Num vídeo bastante estranho, pois remixado com um funk, o novo ministro da educação apresenta suas opiniões sobre vários assuntos.
Eu concordo com boa parte com as opiniões, mas eu divirjo profundamente da concepção de Janine sobre a hegemonia; não creio que Gramsci seja um autor "simples". Janine pensa que "depois das eleições no Brasil" houve --em 2002-- uma conquista da hegemonia (para ele, convencimento sob consenso). E ele dá de exemplo um programa eleitoral do PT em que, quando uma família de classe média via uns mendigos e se sensibilizava, eles seriam, portanto, petistas de certa forma, ainda que sem saber, pelo simples fato de supostamente o PT monopolizar a esquerda e a sensibilidade social possível na sociedade brasileira.
Esse conceito surge quando Gramsci teoriza que, no Ocidente, seria preciso primeiro conquistar aquilo que existe entre a fortaleza e o seu exército, ou seja, o que ele chama de "casamatas", a sociedade civil.
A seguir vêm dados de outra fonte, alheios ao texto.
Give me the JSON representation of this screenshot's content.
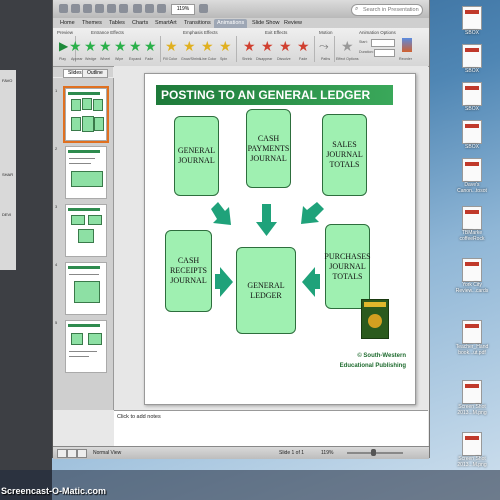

Ele pensa que, na Itália e no Ocidente, antes da conquista do estado, seria preciso conquistar uma hegemonia para os trabalhadores junto a jornais, universidades, teatro, literatura, etc.
Para Gramsci, EM TESE, a revolução na Itália consistiria em combinar guerra de posição (busca de consenso na cultura) e guerra de movimento (tomada do estado numa guerra civil proletária ao estilo de 17). Na prática, Gramsci como parlamentar empenhou-se bem mais em restringir as atividades do partido comunista a uma atividade parlamentar. Sonhou em uma frente parlamentar derubando o capitlaismo em plena vigência do fascismo. Sua prisão em 1926 e subsequente prisão perpétua mostrou como estava equivocado. O fascismo de Mussolini, no entanto, premiou-o ao mantê-lo com vida até 1937. Evidentemente que se tivesse proclamado o combate armado ao fascismo e abdicado da atividade parlamentar, possivelmente teria sido assassinado e jamais mantido preso --e podendo cristalizar seus sonhos parlamentares no cárcere sob a forma de escritos!
Agora, em 2015, vê-se bem claro que o PT não havia conquistado hegemonia cultural alguma na sociedade, apenas adotado um projeto eleitoral que lhe permitiu gerenciar o estado, ou seja, gerenciar a miséria. Gerenciar um país invadido pelo imperialismo, com uma guerra civil latente aqui dentro.
Esse caminho sonhado por Gramsci não deu em revolução alguma na Itália e nem em lugar nenhum e ficou esquecido até Kruschev chegar ao poder em 1956, propondo a via pacífica para o socialismo. Ressuscitaram, então, esse nosso Gramsci de agora, domesticado e limpo de todo "stalinismo", embora ele tenha apoiado o destroncamento da vertente bonapartista de Trotsky e a favor de Stálin (aliás, tomou o partido de Stálin nessa e em outras inúmeras vezes). A academia brasileira não parece estar interessada nisso e contou com o charlatanismo acadêmico de um Carlos Nelson Coutinho e sua trupe para poder "amansar" o autor.
O PT não significa a hegemonia da classe trabalhadora. Parece que Janine supõe isso, ou seja, equivoca-se mais uma vez. Em 2002, o PT conformou-se finalmente em aproveitar a oportunidade e ajudar o nosso capitalismo selvagem a ser menos selvagem, ajudando o latifúndio, o capital estrangeiro e os empresários que gostam de mamar no estado a ficarem mais sofisticados em sua dominação, adotarem novos discursos, etc. O projeto de "reformismo fraco e pacto conservador" conquistou o estado e fez sucesso na sociedade, mas agora já fracassa. Com a crise mundial, precisou deixar cair a máscara e atacar a classe média e os trabalhadores.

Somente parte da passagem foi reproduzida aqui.